Thursday, February 22, 2007

I'm not a lawyer - I just play one on the internet

Utah's state legislature just passed a bill to restrict GSA's in that state. More from 365gay.com:
The bill would allow schools to ban clubs they believe would threaten the "moral well-being" of students or faculty.

It would require parents to sign a consent form before their children can join clubs and it would force clubs to provide school principals with information that would be presented to the club a week in advance so parents can review it.

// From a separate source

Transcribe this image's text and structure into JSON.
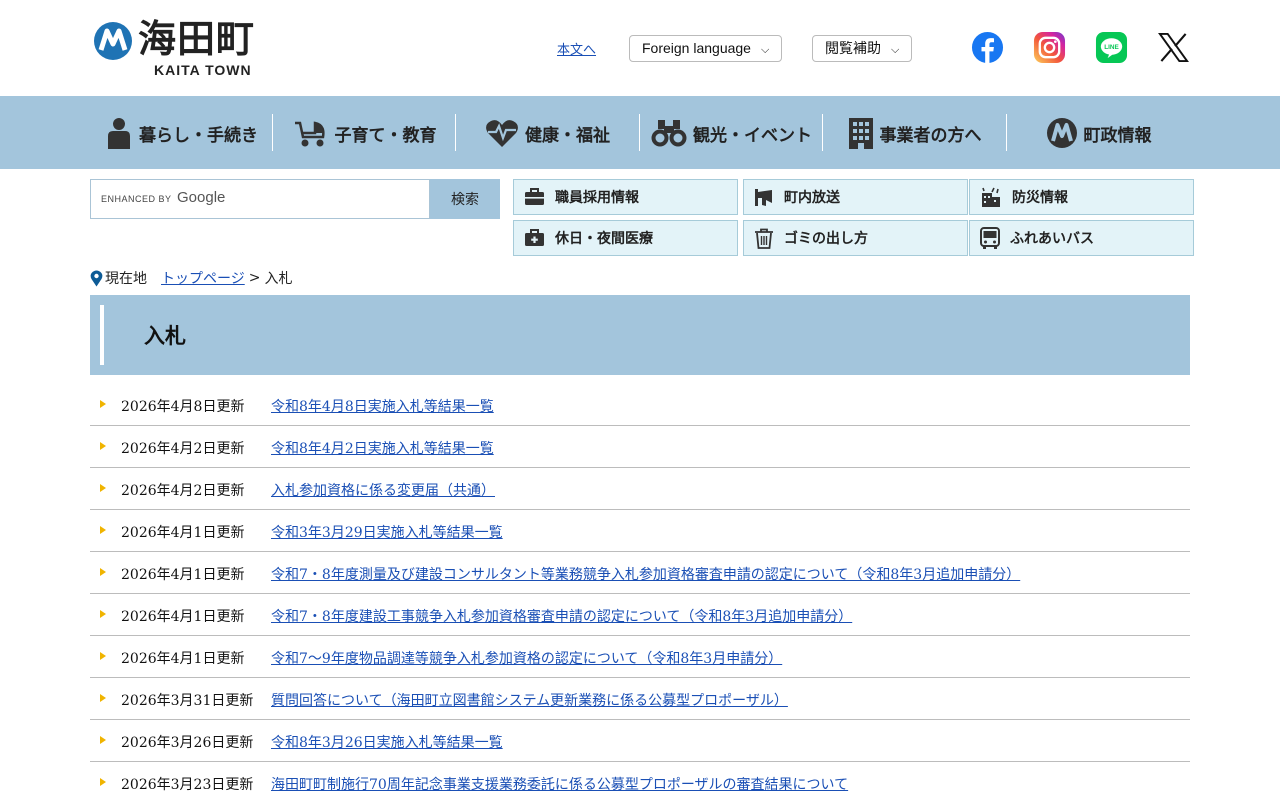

The legislation also requires the state to cover the costs of lawsuits involving the restrictions of school clubs. That provision is seen as a move to use the power of the state to prevent lawsuits if Gay-Straight Alliances were banned at schools.
Gosh, they just don't stop trying, do they? Didn't Lawrence say that states couldn't use morality alone as a reason for justifying a law? Didn't the Federal Equal Access Act say that schools had to allow all clubs regardless of content the same access to school facilities? And doesn't restricting lawsuits to overturn the law imply that they already know that there's good reason to overturn it?

Silly me for thinking that the law should apply to some situations where it explicitly applies.

But maybe if we look at it this way:
Both [UT Senator] Buttars and [UT Representative] Tilton say the bill will survive a legal challenge because it imposes the same restrictions on all clubs equally.
Yeah, all clubs, from the Chess Club to the Astronomy Club, will have to be equally non-gay. Why didn't I think of it that way? (More importantly, why did Chess Club and Astronomy Club come to me first as examples of high school clubs?)